Kaiju are never only monsters. They are vessels for collective fears and cultural anxieties. In postwar Japan, they embodied nuclear trauma and technological dread.

In James Gunn’s hands, however, they mutate into allegories for corruption, authoritarian control, and ecological collapse. Starro’s spores that enslave human minds were a direct jab at imperialist domination. The alien cow embodied grotesque consumption, turning bodies into commodities.
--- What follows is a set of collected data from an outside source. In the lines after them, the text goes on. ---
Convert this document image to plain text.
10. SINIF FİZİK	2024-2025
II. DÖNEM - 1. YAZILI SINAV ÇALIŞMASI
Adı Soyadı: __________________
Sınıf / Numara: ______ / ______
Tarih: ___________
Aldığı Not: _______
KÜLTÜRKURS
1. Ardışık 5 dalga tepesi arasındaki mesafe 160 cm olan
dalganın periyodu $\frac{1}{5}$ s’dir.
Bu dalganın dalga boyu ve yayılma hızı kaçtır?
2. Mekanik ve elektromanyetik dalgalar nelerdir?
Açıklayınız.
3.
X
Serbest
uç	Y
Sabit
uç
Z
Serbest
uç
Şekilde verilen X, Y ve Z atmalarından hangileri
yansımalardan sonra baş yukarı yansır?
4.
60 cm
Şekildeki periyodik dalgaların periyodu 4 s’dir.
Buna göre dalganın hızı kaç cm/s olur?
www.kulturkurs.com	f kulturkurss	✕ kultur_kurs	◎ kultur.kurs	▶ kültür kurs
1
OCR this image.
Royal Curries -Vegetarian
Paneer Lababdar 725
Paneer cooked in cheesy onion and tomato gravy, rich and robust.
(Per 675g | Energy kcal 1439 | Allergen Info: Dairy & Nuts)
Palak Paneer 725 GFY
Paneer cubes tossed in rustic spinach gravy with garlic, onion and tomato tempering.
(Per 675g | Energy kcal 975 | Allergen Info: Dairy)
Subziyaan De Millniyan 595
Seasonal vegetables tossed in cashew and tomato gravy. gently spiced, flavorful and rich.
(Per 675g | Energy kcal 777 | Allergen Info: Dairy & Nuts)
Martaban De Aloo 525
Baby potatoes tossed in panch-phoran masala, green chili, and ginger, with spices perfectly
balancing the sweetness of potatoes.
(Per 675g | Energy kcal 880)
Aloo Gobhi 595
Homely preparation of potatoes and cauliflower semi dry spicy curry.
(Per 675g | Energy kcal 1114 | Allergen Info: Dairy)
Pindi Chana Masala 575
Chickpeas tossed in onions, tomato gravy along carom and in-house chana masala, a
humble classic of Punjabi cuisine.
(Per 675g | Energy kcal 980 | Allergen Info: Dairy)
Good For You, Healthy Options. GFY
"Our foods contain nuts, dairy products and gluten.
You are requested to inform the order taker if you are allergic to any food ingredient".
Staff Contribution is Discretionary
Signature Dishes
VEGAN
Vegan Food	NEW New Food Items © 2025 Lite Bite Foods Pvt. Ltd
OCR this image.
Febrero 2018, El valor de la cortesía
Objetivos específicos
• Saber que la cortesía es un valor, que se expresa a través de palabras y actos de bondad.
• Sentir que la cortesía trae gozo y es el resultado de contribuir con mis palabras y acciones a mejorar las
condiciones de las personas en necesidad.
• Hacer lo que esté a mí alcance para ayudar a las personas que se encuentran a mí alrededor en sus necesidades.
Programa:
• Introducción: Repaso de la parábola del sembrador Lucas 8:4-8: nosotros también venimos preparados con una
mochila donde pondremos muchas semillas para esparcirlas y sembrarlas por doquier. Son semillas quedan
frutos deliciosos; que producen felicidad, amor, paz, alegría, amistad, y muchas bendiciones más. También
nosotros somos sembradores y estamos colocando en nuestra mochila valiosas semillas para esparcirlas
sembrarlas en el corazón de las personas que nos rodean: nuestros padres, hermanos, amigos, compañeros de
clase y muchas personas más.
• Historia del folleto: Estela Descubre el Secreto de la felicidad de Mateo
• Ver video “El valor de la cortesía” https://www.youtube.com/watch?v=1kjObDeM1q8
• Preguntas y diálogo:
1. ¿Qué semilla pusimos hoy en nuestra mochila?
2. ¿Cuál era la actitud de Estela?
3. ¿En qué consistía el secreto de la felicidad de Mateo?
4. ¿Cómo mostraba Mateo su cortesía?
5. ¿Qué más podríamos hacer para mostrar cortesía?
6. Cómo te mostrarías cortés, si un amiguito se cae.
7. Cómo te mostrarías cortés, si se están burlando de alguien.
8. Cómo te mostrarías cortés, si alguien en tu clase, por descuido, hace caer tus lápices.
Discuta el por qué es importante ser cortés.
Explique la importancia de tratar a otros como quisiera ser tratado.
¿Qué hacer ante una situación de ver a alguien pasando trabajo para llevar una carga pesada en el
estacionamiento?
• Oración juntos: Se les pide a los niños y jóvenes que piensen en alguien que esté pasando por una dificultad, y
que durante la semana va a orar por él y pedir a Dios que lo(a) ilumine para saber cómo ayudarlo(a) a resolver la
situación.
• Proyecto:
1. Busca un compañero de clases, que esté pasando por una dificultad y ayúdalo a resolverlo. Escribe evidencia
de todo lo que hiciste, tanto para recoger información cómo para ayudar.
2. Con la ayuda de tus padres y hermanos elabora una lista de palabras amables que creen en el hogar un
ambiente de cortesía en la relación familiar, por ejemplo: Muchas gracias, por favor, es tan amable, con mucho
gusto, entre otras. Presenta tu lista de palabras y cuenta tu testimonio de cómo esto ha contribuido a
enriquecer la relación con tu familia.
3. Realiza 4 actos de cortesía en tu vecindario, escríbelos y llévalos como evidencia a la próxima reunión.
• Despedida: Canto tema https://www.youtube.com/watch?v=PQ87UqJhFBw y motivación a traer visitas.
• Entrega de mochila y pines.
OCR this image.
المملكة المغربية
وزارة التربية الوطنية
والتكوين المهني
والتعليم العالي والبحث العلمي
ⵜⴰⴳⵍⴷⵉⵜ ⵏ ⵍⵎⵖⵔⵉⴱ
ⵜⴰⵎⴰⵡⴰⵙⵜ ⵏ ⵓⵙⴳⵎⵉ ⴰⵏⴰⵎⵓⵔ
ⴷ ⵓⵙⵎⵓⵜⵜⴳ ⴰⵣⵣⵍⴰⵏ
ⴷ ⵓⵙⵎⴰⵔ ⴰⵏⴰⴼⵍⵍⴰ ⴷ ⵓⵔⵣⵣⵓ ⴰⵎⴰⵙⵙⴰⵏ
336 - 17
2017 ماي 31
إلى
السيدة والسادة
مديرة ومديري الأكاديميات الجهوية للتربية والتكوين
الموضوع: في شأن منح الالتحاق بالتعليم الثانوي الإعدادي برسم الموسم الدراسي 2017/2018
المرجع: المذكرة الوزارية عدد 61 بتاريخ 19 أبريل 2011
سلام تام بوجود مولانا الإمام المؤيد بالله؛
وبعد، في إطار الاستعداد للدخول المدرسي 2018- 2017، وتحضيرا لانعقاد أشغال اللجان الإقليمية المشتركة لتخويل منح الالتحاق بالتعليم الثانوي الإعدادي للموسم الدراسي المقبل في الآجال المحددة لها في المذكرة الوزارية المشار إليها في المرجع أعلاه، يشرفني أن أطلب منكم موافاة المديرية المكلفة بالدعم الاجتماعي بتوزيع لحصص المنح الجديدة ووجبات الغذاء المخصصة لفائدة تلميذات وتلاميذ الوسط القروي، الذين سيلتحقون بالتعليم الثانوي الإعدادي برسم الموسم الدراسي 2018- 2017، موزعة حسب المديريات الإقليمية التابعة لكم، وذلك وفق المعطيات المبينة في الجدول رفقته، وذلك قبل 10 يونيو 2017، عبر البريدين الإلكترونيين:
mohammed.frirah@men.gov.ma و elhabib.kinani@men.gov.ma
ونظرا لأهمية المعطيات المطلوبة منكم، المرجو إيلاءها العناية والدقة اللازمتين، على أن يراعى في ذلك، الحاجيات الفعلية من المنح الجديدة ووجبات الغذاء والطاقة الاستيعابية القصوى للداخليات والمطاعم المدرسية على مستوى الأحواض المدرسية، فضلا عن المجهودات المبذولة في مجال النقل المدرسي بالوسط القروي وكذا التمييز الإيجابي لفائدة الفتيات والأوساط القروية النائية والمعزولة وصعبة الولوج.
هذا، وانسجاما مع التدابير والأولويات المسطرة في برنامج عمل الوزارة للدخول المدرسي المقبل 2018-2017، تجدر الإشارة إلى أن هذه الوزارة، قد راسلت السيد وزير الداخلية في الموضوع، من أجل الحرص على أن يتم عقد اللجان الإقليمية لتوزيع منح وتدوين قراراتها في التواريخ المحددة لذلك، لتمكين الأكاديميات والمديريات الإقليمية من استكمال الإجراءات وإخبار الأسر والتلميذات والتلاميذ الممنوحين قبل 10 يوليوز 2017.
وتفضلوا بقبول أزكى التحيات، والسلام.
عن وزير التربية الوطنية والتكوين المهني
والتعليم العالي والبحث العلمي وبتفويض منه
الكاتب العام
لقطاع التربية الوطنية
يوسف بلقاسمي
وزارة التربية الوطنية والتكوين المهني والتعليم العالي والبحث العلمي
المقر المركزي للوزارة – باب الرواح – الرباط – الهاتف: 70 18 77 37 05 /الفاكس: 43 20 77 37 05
These kaiju hammer home the idea that the problems facing James Gunn's characters are always larger than life, so immense they can’t be fought without a blend of absurdity and grit. He uses these creatures to insist that power itself is monstrous, and that the fight against it will always feel impossible.

Monsters as DCU brand

What began as a creative flourish has become a brand signature. The DCU under James Gunn is shaping up to be a playground where kaiju stride alongside capes and masks. It’s an aesthetic choice and a thematic commitment.

By continually bringing in creatures of impossible scale, James Gunn is differentiating his universe from Marvel’s polished formula. Where the MCU leans on cosmic beings and multiversal crises, the DCU under Gunn is being built on a foundation of monsters, a world where grotesque excess collides with biting satire.

Actor John Cena and Director James Gunn attend the HBO Max presents Peacemaker, From DC Studios VIP PEACEFEST at Nova SD on July 26, 2025 in San Diego, California. | Image via: Getty
Actor John Cena and Director James Gunn attend the HBO Max presents Peacemaker, From DC Studios VIP PEACEFEST at Nova SD on July 26, 2025 in San Diego, California. | Image via: Getty

Why giant monsters keep crashing into James Gunn's DCU

The pattern is clear. Gunn doesn’t sprinkle kaiju into his work as Easter eggs; he builds entire climaxes around them. He can’t tell a story without the shadow of a giant looming somewhere behind the frame. It’s his way of reconciling the influences he loves—Japanese tokusatsu, Hong Kong action, American B-movies—with the superhero myths he now commands.

That’s why giant monsters keep crashing into his DCU: because for James Gunn, they aren’t intrusions. They’re the purest expression of his imagination, the living proof that his obsession is not a phase but the defining rhythm of his storytelling.